Emoji.prototype.length — a tale of characters in Unicode
- Published at
- Updated at
- Reading time
- 9min
Emoji are the base for text-driven conversations these days. Without these tiny little symbols, a lot of chat conversations today would end in awkward situations and misunderstandings. I still remember the old days when SMS were a thing.
Text chats that don’t include smileys often lead to “Are you kidding?” messages to be sure to not take a stupid joke too serious. Everybody quickly learned that humor and sarcasm (we should be less sarcastic anyways) are not easily transferable using only written characters. At some point the first Emoji appeared, and they quickly became a fundamental component of everyone's text-based conversations.
Even though I use Emoji every day, I never questioned how they work technically. They surely have to have a connection to Unicode somehow, but I had no idea about the actual functionality. And honestly, I didn’t care too much...
This all changed when I came across a tweet by Wes Bos in which he shared some JavaScript operations on strings including the Emoji family.
[...'👨👩👦'] // ["👨", "", "👩", "", "👦"]
‘👨👩👦’.length // 8
Okay – using the spread operator on a string like that didn’t get me excited, but the fact that this one visible symbol will be split into three symbols and two empty strings puzzled me. And going on seeing the string property length returning 8 increased my confusion even more as there were five entries in the spread array and not eight.
I immediately tried the code snippets, and it behaved the way Wes had described it. So what is going on here? I decided to dig deeper into Unicode, JavaScript, and the Emoji family to find some answers.
To understand why JavaScript treats Emoji like that we have to have a deeper look at Unicode itself.
Unicode is an international computing industry standard. It is a mapping from each letter, character or symbol to a numeric value. Thanks to Unicode we can share documents including e.g. special German characters like ß, ä, ö with people on systems that don’t use these characters. Thanks to Unicode encoding works across different platforms and environments.
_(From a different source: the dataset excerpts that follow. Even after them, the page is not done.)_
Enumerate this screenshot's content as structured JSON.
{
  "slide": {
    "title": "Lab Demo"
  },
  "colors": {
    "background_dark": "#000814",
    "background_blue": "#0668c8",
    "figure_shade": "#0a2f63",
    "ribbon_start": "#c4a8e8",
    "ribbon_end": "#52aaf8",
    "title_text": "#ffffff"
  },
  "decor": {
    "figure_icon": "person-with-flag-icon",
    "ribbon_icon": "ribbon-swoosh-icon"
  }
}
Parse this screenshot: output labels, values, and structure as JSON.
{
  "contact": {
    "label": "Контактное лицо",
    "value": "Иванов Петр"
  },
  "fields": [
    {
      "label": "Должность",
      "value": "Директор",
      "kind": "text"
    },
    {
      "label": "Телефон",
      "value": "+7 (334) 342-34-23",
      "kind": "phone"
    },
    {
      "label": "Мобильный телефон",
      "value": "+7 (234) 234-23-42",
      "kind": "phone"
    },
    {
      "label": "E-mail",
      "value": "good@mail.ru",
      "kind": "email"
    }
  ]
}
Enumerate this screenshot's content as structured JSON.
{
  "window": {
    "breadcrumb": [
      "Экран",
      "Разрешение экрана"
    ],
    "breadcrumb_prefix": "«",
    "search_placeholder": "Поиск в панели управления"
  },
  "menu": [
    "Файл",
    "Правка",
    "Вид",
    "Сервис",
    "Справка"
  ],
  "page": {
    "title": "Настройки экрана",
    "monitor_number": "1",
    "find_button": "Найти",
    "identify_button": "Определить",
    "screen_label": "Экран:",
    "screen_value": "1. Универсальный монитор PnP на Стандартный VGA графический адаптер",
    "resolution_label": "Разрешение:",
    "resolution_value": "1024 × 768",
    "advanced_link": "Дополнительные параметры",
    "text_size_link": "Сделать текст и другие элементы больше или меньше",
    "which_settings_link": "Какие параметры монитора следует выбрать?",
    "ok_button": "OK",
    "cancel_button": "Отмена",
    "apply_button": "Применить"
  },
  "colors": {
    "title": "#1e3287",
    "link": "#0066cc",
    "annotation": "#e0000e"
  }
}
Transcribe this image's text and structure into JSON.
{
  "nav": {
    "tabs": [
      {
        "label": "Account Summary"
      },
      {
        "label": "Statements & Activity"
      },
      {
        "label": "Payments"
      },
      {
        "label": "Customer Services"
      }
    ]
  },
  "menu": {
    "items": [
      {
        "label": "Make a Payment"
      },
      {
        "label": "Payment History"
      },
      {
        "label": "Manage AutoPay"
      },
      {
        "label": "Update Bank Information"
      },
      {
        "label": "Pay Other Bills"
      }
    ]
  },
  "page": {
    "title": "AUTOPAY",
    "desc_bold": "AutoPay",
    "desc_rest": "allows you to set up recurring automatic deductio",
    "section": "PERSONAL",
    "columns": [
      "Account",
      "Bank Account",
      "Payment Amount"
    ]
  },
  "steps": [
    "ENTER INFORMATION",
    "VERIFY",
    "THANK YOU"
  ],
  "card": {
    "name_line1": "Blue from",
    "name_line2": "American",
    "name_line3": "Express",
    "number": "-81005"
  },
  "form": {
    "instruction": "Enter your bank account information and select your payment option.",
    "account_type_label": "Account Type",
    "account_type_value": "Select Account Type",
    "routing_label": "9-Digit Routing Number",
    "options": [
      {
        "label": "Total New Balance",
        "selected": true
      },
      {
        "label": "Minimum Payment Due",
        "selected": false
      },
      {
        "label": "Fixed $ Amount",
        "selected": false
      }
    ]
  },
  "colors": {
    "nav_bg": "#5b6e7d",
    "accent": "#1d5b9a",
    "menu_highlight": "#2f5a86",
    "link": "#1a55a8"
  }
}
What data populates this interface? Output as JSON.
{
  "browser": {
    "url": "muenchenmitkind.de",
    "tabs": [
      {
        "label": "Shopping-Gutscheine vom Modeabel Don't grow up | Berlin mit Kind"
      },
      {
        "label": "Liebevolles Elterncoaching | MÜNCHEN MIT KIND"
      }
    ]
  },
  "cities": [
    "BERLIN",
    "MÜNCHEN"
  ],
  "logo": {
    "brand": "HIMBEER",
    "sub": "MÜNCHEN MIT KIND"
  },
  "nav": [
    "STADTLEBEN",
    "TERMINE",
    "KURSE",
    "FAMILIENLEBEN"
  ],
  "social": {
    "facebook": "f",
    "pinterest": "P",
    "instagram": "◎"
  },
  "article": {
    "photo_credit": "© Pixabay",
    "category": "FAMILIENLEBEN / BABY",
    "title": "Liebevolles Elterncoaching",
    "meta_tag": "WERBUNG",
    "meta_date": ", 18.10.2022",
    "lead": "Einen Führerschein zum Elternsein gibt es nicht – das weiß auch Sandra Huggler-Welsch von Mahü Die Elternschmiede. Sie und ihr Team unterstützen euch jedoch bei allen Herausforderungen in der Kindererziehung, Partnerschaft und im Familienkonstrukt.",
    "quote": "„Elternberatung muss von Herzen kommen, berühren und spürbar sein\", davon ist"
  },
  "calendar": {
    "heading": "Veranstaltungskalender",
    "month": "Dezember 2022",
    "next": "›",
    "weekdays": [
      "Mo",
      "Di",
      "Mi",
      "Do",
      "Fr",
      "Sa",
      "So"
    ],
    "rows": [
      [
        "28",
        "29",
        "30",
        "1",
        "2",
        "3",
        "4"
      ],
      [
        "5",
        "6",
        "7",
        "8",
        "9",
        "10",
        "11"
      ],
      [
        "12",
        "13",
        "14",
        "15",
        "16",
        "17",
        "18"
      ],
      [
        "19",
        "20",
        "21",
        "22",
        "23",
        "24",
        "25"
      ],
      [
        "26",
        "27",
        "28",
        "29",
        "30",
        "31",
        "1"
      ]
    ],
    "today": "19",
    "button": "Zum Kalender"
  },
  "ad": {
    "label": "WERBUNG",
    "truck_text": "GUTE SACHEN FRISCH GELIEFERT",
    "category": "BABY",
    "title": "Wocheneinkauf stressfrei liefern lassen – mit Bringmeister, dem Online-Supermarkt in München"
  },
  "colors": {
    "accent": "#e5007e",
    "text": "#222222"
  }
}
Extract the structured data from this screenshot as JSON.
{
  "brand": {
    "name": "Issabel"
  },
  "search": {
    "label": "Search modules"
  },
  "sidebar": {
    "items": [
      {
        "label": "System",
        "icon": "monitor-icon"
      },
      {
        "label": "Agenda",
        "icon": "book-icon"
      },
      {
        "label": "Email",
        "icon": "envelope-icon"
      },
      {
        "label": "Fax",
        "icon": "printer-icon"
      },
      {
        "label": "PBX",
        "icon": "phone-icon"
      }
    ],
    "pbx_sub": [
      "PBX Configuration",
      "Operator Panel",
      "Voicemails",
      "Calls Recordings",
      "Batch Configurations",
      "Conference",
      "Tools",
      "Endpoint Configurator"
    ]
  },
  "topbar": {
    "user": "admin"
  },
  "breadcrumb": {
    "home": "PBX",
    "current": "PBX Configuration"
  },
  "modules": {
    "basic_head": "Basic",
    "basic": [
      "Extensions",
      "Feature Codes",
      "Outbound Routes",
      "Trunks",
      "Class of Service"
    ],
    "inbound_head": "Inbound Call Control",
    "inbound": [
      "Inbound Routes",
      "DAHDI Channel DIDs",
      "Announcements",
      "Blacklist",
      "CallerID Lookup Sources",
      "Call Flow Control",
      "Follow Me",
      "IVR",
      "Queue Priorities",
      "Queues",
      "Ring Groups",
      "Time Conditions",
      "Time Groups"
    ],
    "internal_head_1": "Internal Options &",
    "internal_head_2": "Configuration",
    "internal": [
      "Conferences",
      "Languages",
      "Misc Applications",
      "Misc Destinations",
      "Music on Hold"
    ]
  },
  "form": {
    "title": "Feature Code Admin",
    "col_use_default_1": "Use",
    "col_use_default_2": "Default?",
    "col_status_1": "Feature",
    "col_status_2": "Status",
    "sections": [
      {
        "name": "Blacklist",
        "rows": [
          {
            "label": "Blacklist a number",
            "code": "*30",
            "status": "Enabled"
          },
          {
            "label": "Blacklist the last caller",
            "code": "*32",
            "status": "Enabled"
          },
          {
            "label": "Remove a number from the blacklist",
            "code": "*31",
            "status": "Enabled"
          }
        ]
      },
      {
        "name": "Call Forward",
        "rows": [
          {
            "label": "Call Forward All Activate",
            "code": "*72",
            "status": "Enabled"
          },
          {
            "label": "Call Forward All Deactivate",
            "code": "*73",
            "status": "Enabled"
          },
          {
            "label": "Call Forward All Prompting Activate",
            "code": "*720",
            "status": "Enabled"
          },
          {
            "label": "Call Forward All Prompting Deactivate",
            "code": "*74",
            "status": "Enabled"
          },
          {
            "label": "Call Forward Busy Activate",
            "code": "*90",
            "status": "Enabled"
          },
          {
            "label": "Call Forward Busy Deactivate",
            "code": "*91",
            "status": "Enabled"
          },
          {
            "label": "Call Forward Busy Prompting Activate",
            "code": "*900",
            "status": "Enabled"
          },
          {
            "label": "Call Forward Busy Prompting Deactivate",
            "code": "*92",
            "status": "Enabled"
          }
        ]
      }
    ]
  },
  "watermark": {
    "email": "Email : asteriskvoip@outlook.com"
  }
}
1,114,112 different code points are defined in Unicode, and these code points are usually formatted using U+
followed by a hexadecimal number. The range of Unicode code points goes from U+0000
to U+10FFFF
.
These over one million code points are then divided into 17 so called “planes”, and each plane includes more than 65,000 code points. The most significant plane is the “Basic Multilingual Plane” (BMP) which ranges from U+0000
to U+FFFF
.
The BMP includes characters for almost all modern languages plus a lot of different symbols. The other 16 planes are called “Supplementary Planes” and have several different use cases like — you might have guessed it — the definition of most of the Emoji symbols.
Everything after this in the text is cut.